2. An external sliding screen can cover the glass in hotter months or when a cosier, secluded internal environment is desired. This has the added benefit of being a feature to the elevation too. Typically, this looks great in timber or a metal finish.
3. Canopies can be more of a bolt-on feature, brise-soleil and pergolas can be separate to the main building; this feature is more of an extension to the main roof where the roof extends to create a covered area but lets some sun through. So, have the glass and let us design in the associated features to bring the daylight, sunshine and inspiration together. Brise-soleil or pergolas can create shading to largely glazed elevations acting in a similar way to nearby trees giving shade and creating shadows too.

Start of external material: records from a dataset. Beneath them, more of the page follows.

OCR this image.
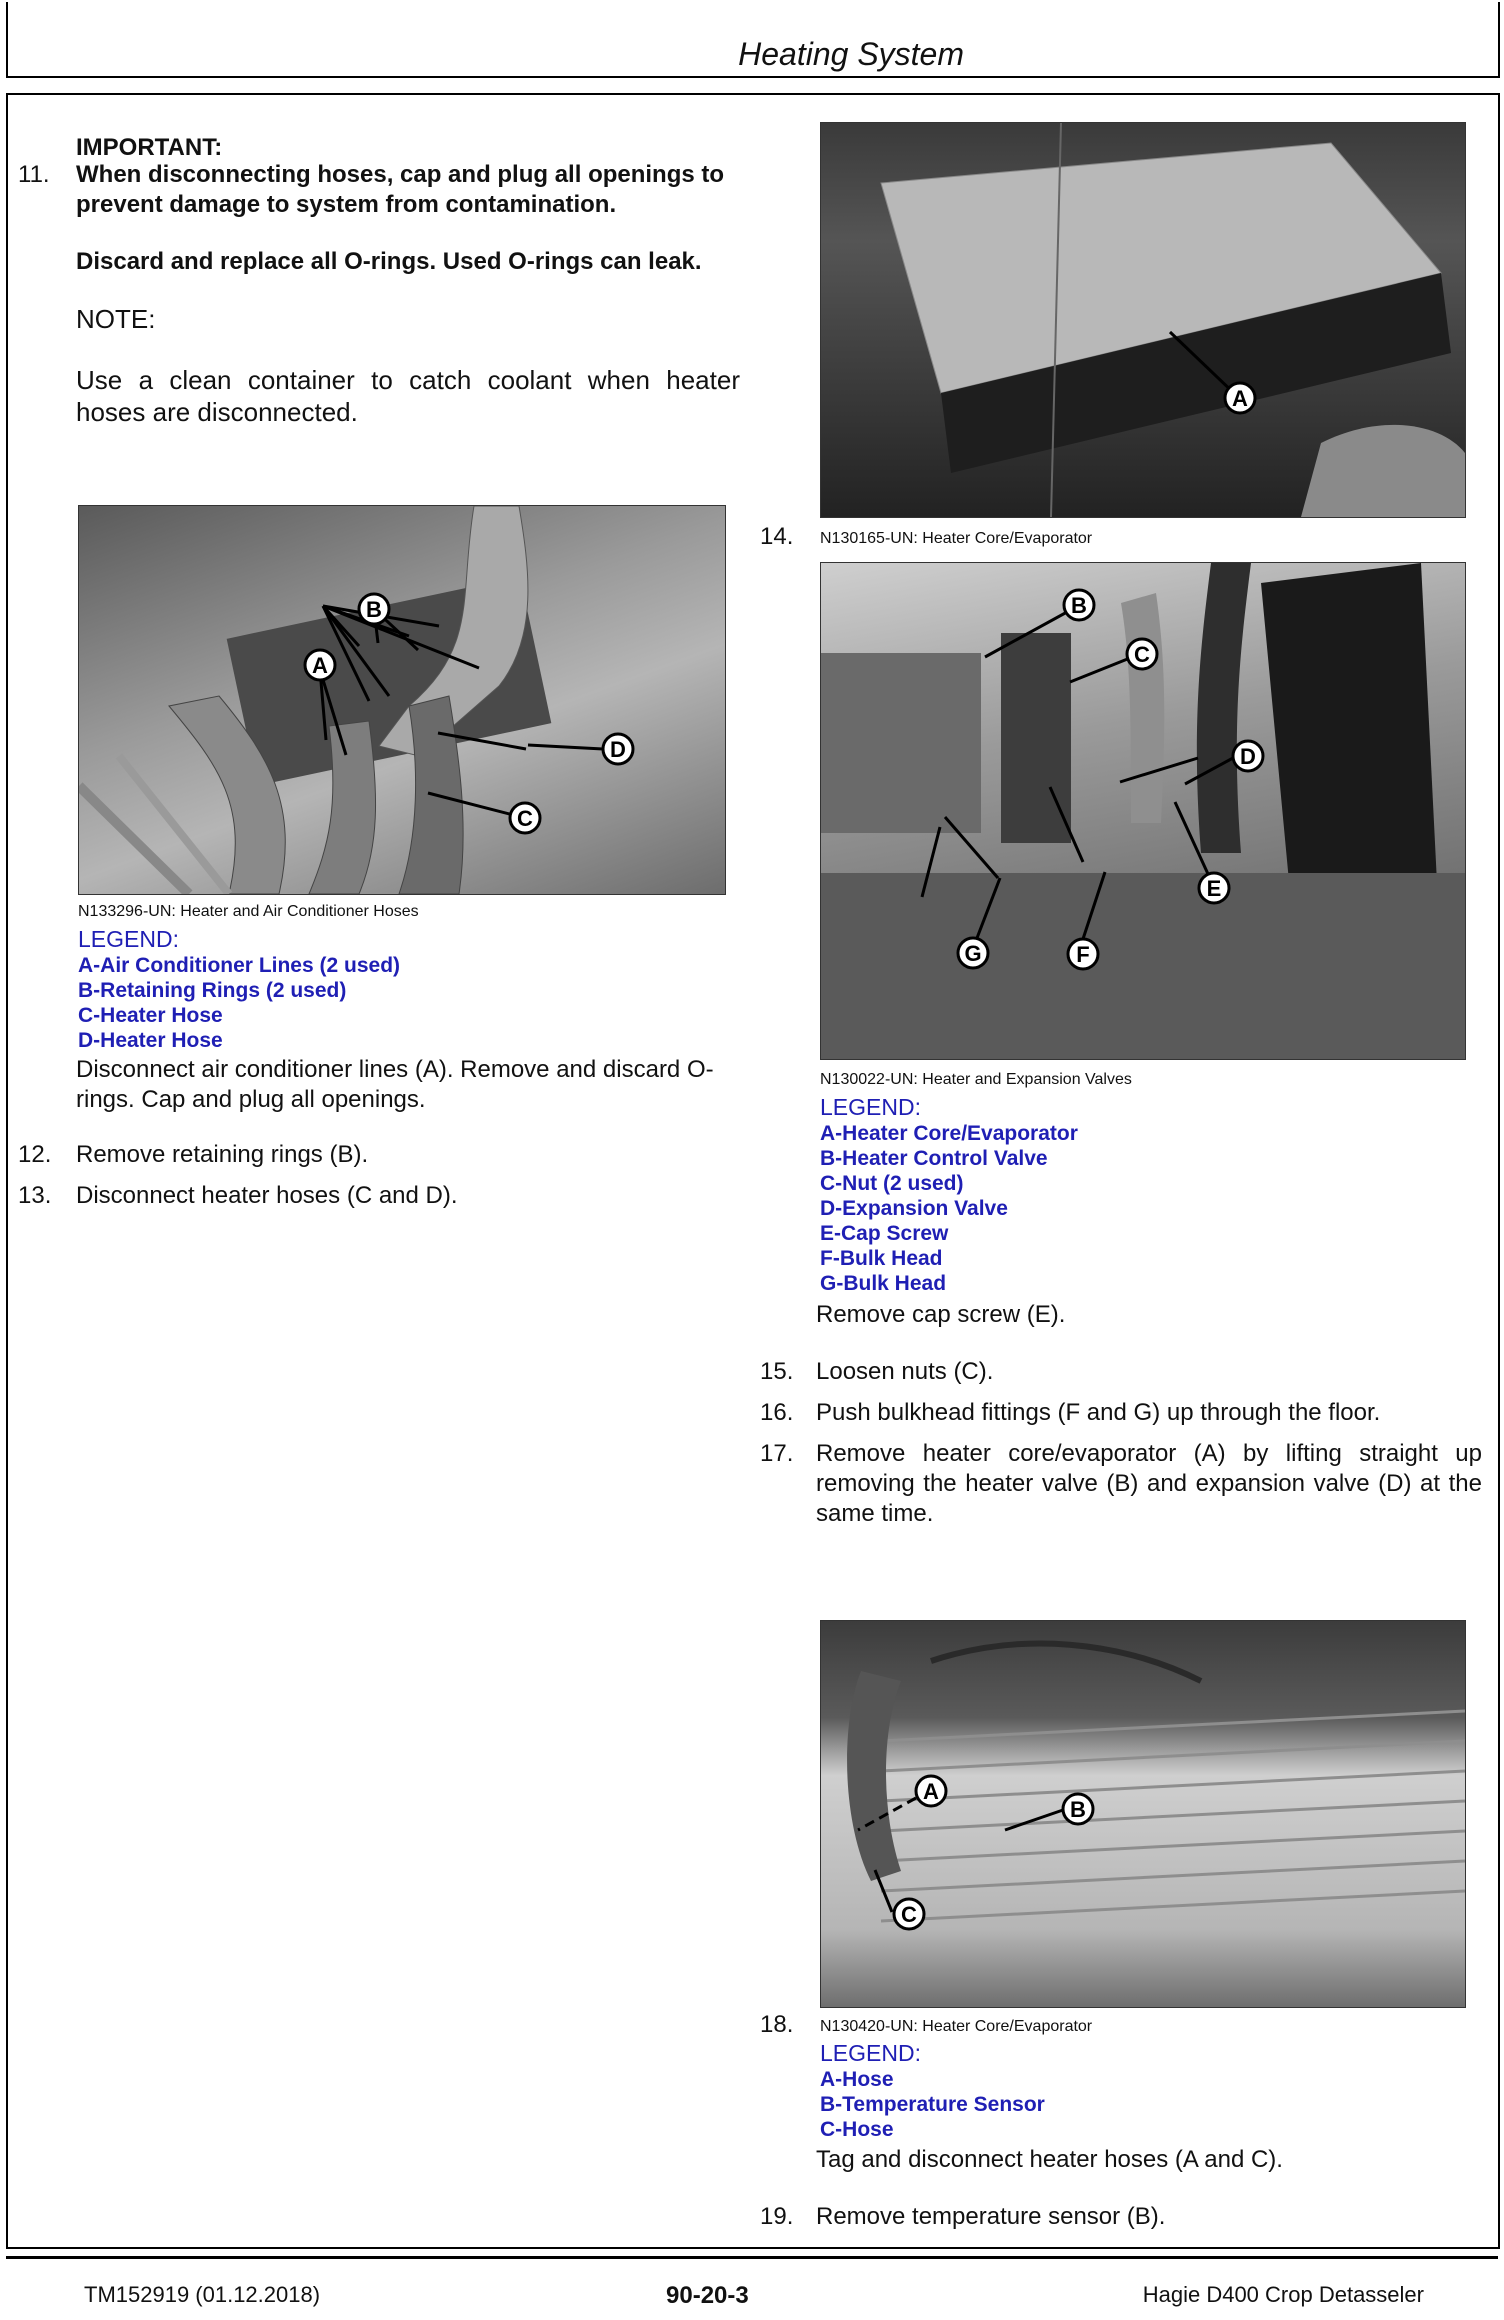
Heating System
IMPORTANT:
11. When disconnecting hoses, cap and plug all openings to prevent damage to system from contamination.
Discard and replace all O-rings. Used O-rings can leak.
NOTE:
Use a clean container to catch coolant when heater hoses are disconnected.
A
B
C
D
N133296-UN: Heater and Air Conditioner Hoses
LEGEND:
A-Air Conditioner Lines (2 used)
B-Retaining Rings (2 used)
C-Heater Hose
D-Heater Hose
Disconnect air conditioner lines (A). Remove and discard O-rings. Cap and plug all openings.
12. Remove retaining rings (B).
13. Disconnect heater hoses (C and D).
A
14. N130165-UN: Heater Core/Evaporator
B
C
D
E
F
G
N130022-UN: Heater and Expansion Valves
LEGEND:
A-Heater Core/Evaporator
B-Heater Control Valve
C-Nut (2 used)
D-Expansion Valve
E-Cap Screw
F-Bulk Head
G-Bulk Head
Remove cap screw (E).
15. Loosen nuts (C).
16. Push bulkhead fittings (F and G) up through the floor.
17. Remove heater core/evaporator (A) by lifting straight up removing the heater valve (B) and expansion valve (D) at the same time.
A
B
C
18. N130420-UN: Heater Core/Evaporator
LEGEND:
A-Hose
B-Temperature Sensor
C-Hose
Tag and disconnect heater hoses (A and C).
19. Remove temperature sensor (B).
TM152919 (01.12.2018)	90-20-3	Hagie D400 Crop Detasseler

Either off-the-shelf or bespoke, these structures are both architectural elements and landscape design.
4. External sliding doors (cowshed style) can act as a sunscreen and a security measure while being a key architectural feature. Often made from timber, these doors are a real statement and enable the user to change the elevation of their building which is pretty unique for residential design.
5. Over-sailing roof design – giving the windows a set-back feel which looks contemporary and crisp. We often employ this technique and it looks amazing. This gives the user the view from the glass while the glass isn’t fully exposed to the sun all the time especially during summer months.